Call them “Calpetbaggers.” They’re the 200 local governmental entities fingered in last week’s Little Hoover Commission’s pension report that have defiantly increased public pension benefits since 2008 — in the face of a $240 billion shortfall in the 85 public pension systems in California.

The term is inspired by “fleebaggers,” given to the 14 state senators who have fled Wisconsin to deny a voting quorum in the state legislature on the issue of removing collective bargaining rights for public unions. Both terms derive from the word “carpetbagger,” for Northerners who went to the South after the Civil War to make money by exploitation.

The 200 government entities are notable in not being any of the bigger and more notorious scofflaws that have huge pension shortfalls, such as CalPERS, CalSTRS, the University of California System, or Los Angeles County. Instead, they are mostly small to medium sized cities, housing authorities, and special water, transit, parks, fire protection, air quality management, and flood control districts. The 200 cities, counties and special districts represent 13 percent of the total 1,500 participants in the Cal-PERS system.

Like the many redevelopment agencies around the state that are defiantly working to authorize huge bond issues in the face of Gov. Brown’s proposal to de-commission them, a significant number of local governments have “spiked” pension benefits apparently without media attention.

Conversely, the Little Hoover Commission reported that only 30 government entities lowered pension benefits for new hires, reflecting 2 percent of the total.

The Hoover report describes reckless pension systems statewide that invited mischief and abuse by pension “spiking.” This led to a compensation “arms race” among various cities and special districts, similar to the practice of redevelopment agencies using the model of a “horse race” between cities to justify their existence.

The Commission found that 200 local government entities have defiantly tried to “un-reform” public pension systems and that the public has the wrong impression from the media that such pension systems are being reformed. If economic conditions improve, the Commission warned that many local governments will reverse any reforms:

Despite the spotlight on pension reform today, nearly 200 public agencies have continued to boost retirement benefits since 2008. In the event of sustained stock market buoyancy, it is not hard to imagine that the pressure from employees will mount to un-reform any reforms being considered today, in order to boost pension benefits.

The Commission said that “public pension costs will crush government” and that increasing contributions and introducing a second tier of benefits for new hires will not be enough to reduce unfunded liabilities, especially for city and county pension plans. They add that the only way to manage such an unsustainable system is to curtail the benefits to current employees.

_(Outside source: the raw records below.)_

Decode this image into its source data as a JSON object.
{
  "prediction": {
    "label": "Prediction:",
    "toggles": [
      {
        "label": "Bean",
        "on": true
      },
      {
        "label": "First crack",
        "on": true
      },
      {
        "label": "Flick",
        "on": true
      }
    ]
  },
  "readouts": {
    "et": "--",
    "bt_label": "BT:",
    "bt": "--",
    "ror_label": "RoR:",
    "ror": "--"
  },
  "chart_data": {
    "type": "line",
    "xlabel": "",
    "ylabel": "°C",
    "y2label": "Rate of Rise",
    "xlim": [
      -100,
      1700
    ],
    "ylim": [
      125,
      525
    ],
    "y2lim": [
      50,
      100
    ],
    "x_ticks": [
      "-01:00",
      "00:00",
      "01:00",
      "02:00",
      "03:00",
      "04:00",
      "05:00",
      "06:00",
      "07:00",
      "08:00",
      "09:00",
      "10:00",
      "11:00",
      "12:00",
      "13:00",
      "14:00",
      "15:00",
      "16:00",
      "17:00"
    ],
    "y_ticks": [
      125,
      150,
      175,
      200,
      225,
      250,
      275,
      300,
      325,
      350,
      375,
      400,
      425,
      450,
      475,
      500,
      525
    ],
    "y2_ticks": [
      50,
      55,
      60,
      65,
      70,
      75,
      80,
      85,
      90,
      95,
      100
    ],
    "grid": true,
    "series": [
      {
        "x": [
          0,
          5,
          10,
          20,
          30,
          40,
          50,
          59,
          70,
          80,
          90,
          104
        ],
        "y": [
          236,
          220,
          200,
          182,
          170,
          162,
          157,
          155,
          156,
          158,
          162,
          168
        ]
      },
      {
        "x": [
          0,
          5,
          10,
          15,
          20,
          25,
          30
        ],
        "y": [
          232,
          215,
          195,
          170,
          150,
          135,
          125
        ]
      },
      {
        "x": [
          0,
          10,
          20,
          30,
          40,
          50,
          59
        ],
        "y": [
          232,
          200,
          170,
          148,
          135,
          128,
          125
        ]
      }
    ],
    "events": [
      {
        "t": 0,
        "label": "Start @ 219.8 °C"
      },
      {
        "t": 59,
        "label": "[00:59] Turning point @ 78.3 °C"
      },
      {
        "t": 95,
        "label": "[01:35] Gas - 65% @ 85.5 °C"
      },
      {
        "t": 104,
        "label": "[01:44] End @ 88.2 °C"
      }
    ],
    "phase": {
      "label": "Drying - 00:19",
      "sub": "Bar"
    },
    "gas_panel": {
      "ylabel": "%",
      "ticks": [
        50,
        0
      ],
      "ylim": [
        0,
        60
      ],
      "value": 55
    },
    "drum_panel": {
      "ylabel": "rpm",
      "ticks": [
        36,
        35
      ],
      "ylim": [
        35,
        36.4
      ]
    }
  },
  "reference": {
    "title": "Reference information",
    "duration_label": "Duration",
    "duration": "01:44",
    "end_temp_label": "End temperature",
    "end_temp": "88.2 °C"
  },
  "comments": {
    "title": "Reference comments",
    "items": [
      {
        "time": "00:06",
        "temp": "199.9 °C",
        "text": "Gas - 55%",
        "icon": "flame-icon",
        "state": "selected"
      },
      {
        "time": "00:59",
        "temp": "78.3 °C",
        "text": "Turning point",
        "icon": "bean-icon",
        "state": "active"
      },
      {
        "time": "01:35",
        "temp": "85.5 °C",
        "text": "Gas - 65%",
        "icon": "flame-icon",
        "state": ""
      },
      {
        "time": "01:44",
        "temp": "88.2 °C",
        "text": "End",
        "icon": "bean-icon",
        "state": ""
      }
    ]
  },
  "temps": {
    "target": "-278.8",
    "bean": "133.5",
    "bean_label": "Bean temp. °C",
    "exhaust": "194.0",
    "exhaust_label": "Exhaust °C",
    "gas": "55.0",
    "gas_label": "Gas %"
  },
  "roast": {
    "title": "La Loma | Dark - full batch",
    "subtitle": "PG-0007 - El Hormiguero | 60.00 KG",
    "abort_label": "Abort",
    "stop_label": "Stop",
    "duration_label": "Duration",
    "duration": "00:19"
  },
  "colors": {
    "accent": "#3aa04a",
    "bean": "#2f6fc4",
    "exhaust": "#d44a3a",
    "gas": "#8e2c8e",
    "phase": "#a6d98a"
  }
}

The Commission reported wasn’t the collapse of the financial market in 2008 that caused the shortfall in public pension plans. Rather:

the 2008-09 stock market collapse and housing bust exposed the structural vulnerabilities of California’s public pension systems and the risky political behaviors that have led to a growing retirement obligation for state and local governments, the scale of which taxpayers are just beginning to understand.

In sum, the conclusion of the Little Hoover Commission is that local governments can’t manage their own pension systems. Government, not markets, failed California taxpayers and public employees alike. The Commission recommended removing the authority of each local government to set benefits and to centralize the system in order to save it.

The problem is that the union-bought California legislators who created this debacle will control any pension oversight board, just as they are controlling the CalPERS board and the re-districting panel authorized by Proposition 20. Calpetbaggers and gerrymanderers are all around, but no Teabaggers.

The Roman sage Juvenal asked, “Who will guard the guardians?”

Today, that’s: Who will bag the Calpetbaggers?